Encouraging planned philanthropy offers both of those possibilities for financial advisors, says Paula Feinberg, a financial advisor and senior vice president for investments at Raymond James & Associates in Dallas. It also can help advisors establish their own role as "the power in the room," she adds.

Philanthropy "is a field of abundance," says Feinberg, who spoke to a roomful of attendees at the Women Advisors Forum in Dallas Wednesday.

And giving may come from a wide variety of client resources -- including time, expertise and social capital as well as direct monetary gifts.

HOW TO START DISCUSSIONS

Feinberg recommends starting discussions about giving with clients by asking where their passions lie. She says she tends to tells her own story of a childhood in South and Central America, where she saw poverty firsthand. That background helped her recognize, after she became a widow, the satisfaction she would gain from working with Chiapas International, which provides seed capital to impoverished Latin American women and for which she serves on a Dallas board.
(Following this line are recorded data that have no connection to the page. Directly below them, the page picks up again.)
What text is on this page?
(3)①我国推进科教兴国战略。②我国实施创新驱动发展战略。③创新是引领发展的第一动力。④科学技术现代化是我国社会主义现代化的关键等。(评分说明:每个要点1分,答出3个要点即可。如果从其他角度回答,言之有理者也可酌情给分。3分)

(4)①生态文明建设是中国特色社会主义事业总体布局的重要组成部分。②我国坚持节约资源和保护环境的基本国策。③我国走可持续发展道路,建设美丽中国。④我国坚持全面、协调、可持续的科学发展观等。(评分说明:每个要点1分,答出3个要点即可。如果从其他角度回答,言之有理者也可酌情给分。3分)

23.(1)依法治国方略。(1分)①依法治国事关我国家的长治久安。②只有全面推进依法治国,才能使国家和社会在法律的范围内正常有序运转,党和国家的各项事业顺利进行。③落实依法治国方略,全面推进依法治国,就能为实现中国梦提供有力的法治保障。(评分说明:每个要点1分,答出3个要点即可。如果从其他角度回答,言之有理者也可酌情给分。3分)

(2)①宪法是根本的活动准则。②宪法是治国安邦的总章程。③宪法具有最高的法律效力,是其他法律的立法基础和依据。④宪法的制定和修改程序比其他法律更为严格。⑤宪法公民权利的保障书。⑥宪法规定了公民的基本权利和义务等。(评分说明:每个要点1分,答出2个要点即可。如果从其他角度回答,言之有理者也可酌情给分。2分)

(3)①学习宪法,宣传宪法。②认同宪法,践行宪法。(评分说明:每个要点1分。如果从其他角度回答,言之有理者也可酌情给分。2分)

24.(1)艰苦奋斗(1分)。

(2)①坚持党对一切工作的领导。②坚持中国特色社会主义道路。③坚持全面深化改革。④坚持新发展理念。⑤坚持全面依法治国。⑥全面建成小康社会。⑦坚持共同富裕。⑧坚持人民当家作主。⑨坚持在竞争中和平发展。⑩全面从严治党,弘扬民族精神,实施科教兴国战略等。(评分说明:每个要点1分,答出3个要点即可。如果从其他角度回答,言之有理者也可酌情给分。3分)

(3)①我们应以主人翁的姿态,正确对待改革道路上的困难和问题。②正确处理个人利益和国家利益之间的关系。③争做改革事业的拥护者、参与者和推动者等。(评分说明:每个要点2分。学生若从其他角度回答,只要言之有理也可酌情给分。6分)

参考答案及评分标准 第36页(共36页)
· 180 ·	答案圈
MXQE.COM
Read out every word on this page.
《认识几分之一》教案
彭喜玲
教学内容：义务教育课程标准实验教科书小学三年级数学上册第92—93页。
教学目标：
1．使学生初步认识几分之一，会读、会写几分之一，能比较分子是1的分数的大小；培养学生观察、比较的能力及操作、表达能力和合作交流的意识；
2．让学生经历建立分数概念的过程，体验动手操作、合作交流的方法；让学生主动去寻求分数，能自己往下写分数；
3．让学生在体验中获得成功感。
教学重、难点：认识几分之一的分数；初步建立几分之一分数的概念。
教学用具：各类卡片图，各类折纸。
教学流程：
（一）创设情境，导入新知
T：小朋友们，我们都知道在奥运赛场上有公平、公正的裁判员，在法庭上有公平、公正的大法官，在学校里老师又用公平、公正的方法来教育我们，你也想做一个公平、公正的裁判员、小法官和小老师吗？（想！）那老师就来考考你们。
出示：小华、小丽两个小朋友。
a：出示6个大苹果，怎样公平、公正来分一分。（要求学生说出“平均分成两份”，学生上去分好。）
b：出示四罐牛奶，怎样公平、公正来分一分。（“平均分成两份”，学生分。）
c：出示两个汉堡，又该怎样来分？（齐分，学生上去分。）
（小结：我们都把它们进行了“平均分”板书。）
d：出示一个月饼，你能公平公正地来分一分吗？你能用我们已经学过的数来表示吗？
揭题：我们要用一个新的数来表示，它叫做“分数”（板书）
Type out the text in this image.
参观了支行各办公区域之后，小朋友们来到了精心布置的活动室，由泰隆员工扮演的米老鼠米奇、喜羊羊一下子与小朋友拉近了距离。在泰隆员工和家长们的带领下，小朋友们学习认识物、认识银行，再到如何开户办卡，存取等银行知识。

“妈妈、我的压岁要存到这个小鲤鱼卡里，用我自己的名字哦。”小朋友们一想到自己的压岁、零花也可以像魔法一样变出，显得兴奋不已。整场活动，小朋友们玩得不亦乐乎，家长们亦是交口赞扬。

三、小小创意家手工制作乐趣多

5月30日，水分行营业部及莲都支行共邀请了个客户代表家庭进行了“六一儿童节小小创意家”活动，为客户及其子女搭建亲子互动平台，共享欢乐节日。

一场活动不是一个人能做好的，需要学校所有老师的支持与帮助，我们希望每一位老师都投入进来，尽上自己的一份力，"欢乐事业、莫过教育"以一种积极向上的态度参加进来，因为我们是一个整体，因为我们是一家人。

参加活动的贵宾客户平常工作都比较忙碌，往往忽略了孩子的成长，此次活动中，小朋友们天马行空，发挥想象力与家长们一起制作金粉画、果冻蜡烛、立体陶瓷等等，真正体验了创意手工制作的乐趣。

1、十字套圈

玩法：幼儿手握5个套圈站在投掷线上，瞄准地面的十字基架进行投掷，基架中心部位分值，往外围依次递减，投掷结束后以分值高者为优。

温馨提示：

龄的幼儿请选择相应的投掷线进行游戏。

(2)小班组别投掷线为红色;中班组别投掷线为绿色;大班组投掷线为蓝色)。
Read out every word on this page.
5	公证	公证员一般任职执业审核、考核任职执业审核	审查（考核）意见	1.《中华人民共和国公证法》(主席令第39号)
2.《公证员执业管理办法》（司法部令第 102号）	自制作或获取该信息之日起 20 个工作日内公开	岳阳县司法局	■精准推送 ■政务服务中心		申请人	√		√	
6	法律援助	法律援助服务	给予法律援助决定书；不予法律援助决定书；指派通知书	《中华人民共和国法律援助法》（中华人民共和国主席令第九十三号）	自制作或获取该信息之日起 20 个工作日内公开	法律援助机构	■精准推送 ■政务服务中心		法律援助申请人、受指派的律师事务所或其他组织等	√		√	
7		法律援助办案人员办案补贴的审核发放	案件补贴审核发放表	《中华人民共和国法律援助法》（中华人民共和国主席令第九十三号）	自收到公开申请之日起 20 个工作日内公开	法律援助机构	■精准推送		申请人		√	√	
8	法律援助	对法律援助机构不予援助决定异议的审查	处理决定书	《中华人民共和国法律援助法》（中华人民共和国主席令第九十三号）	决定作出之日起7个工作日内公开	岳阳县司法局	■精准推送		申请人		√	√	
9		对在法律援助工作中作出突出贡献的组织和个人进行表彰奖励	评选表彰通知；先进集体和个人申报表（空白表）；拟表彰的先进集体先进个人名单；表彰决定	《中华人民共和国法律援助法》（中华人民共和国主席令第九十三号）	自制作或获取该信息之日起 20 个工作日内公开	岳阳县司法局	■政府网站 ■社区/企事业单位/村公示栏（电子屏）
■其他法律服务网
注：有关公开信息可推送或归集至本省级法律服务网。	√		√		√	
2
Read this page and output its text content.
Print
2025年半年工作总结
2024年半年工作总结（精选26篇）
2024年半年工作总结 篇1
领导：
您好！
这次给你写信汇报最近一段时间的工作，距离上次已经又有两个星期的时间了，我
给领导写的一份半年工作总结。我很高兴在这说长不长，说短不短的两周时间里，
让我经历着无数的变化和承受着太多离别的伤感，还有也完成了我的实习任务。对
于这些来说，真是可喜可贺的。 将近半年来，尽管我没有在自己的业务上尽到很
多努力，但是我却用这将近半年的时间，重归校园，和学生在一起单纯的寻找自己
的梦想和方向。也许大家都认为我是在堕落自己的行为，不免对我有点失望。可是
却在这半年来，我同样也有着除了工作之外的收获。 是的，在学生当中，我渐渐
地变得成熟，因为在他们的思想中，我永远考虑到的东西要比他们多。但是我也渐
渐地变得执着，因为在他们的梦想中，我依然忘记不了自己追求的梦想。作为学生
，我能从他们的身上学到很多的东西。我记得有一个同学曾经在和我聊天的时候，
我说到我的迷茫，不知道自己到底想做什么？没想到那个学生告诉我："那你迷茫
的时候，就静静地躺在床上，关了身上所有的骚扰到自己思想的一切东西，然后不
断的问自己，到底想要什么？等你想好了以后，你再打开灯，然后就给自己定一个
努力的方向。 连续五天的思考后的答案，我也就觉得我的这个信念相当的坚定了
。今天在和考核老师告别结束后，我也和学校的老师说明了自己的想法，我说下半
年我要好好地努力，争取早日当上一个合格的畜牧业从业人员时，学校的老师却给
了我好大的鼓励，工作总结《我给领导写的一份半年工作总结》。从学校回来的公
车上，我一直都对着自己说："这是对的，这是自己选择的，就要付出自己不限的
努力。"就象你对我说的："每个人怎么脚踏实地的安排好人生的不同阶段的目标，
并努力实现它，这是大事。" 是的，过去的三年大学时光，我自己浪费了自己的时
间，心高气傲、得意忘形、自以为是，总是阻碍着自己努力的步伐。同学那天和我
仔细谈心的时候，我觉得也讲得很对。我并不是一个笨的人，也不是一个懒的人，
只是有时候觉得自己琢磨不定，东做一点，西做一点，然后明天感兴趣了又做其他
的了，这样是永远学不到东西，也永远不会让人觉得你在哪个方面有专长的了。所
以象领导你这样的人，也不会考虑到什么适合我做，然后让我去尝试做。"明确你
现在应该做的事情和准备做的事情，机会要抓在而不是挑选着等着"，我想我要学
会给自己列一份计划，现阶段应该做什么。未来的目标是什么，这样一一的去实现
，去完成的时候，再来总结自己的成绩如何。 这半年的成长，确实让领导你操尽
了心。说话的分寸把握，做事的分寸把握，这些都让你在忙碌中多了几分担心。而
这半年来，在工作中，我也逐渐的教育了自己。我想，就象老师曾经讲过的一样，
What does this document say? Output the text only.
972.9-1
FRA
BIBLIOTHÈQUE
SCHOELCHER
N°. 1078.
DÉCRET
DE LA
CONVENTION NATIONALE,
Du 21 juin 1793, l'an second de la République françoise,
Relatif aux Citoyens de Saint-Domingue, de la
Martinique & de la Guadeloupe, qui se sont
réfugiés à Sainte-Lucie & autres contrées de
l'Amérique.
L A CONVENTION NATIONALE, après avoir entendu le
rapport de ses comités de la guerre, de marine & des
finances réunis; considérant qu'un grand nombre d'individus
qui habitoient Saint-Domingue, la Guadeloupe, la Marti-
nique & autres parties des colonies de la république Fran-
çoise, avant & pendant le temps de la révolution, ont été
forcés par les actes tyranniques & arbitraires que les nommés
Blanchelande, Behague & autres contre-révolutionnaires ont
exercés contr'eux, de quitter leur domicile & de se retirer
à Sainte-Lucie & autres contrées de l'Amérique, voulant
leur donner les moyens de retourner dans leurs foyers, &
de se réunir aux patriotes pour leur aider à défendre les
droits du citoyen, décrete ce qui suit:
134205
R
"Philanthropy is very personal," Feinberg emphasizes.

Another way philanthropy helps clients, she says: By establishing a philanthropic plan as part of a broader financial plan, wealthy clients who get approached by multiple charities can "refuse without feeling like a schmuck," she says.

They know that a "no" doesn't mean that they are not giving -- and giving intelligently, she notes.

POWER EDGE

Meanwhile, philanthropy planning has another advantage for advisors, Feinberg adds -- because an advisor's own philanthropic activities and those of her clients both tend to create engagement and networking opportunities.

By showing up at charity lunches and dinners, an advisor makes connections. But by rolling up her sleeves and participating in a charity's outreach, an advisor shares even more with clients and prospective clients.

Advisors can go even further to help clients' children start to think about giving, Feinberg says, thus forming invaluable multigenerational relationships.

Her favorite tactic: sending birthday cards to her clients' children telling them she has given a gift to a charity in their name. "This is one of the most exciting ways to build your practice," Feinberg says, and it leads to "very deep conversations."